Russian president Vladimir Putin may be assuring the world that he is working to secure peace in Ukraine and that it is “unlikely” he will wage war with the country, but events on the ground tell the real story. Kremlin-backed rebels ignored a ceasefire, continuing their fight with the Ukrainian army, and Russia refuses to stop carrying out snap military exercises on its territory.

And this is making Russia’s western neighbors nervous.

Lithuania, Latvia and Estonia—all former Soviet republics and NATO members—are adopting new security measures, anxious about Putin’s next move. Lithuania’s State Defense Council, which includes the country’s highest officials, said Tuesday it would temporarily re-introduce military conscription. In 2008, Lithuania suspended the draft, moving toward a professional force. But times are changing, and men between the ages of 19 and 26 will have to serve, bolstering the 15,000-strong Lithuanian army by between 3,000 and 3,500 men a year.

“Under new geopolitical circumstances, the army must be properly prepared for the country’s armed defense even in times of peace,” said the country’s president Dalia Grybauskaite. The bill still has to be approved by the Lithuanian parliament.

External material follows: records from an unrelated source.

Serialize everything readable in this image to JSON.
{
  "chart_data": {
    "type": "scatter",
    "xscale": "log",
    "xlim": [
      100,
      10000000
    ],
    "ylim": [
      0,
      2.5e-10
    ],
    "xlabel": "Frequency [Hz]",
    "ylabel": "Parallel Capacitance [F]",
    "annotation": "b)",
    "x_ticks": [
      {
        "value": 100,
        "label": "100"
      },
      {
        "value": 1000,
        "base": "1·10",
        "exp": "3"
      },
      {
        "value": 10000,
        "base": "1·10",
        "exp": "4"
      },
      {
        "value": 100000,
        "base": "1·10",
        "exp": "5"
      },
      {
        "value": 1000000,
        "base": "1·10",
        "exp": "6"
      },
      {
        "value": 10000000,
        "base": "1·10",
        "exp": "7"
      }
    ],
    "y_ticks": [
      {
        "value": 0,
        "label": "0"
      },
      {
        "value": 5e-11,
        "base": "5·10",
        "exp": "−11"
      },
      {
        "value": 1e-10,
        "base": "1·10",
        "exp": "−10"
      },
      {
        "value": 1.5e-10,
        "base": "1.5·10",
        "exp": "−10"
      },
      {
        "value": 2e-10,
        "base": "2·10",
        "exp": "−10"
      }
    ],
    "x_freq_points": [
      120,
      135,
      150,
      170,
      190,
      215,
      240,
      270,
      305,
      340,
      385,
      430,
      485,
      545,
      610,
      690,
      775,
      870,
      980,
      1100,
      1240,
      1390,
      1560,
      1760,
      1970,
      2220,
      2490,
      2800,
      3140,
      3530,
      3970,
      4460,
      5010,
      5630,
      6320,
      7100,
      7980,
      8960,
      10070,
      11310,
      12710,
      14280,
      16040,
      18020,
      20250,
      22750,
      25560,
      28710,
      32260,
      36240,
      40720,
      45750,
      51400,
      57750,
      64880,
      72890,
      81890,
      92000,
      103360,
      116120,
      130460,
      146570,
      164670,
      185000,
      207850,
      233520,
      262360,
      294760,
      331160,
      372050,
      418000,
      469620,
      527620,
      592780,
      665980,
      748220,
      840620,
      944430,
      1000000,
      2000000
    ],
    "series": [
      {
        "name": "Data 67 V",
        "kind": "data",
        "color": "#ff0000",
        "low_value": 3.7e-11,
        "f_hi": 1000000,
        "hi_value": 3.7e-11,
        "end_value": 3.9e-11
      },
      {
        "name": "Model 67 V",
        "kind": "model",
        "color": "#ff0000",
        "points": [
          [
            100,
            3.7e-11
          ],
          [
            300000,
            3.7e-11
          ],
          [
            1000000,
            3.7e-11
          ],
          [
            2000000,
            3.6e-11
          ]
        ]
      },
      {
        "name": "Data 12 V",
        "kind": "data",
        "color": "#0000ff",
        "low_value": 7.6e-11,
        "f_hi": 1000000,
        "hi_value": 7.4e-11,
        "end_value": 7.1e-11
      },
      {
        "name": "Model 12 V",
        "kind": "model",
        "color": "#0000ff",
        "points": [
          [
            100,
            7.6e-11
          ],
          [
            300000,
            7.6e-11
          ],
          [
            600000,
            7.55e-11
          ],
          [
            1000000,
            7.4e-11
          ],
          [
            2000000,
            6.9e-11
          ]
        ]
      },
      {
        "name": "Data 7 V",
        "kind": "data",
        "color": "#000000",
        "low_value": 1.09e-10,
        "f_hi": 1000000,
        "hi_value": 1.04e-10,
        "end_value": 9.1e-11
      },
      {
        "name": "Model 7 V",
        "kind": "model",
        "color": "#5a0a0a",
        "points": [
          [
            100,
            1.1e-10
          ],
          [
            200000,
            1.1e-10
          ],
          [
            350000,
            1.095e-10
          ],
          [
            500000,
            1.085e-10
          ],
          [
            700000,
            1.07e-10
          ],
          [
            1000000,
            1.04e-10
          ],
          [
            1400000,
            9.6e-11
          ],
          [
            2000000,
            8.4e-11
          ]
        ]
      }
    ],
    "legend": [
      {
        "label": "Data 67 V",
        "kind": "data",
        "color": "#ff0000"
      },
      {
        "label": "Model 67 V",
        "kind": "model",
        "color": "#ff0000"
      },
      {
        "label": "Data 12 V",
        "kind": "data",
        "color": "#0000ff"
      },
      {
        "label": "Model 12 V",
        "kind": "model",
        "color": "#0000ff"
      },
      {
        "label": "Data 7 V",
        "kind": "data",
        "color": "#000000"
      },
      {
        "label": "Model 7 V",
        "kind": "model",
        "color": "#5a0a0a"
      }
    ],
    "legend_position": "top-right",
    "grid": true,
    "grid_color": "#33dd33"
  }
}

All three Baltic states are significantly increasing their military spending. Latvia announced new recruitment efforts, and Estonia finalized the biggest military deal (paywall) in its history in December, buying 44 combat vehicles and six tanks from the Netherlands, totaling 138 million euro. But the Baltics’ higher defense shopping bill—1.2 billion euro—is nothing more than a blip compared to Russia’s defense spending, which amounted to 60 billion euro in 2014.

Poland, which also borders Russia, and is far bigger than the Baltics, announced earlier this month a long shopping list of its own, allocating 33.6 billion euro over a decade on a military upgrade.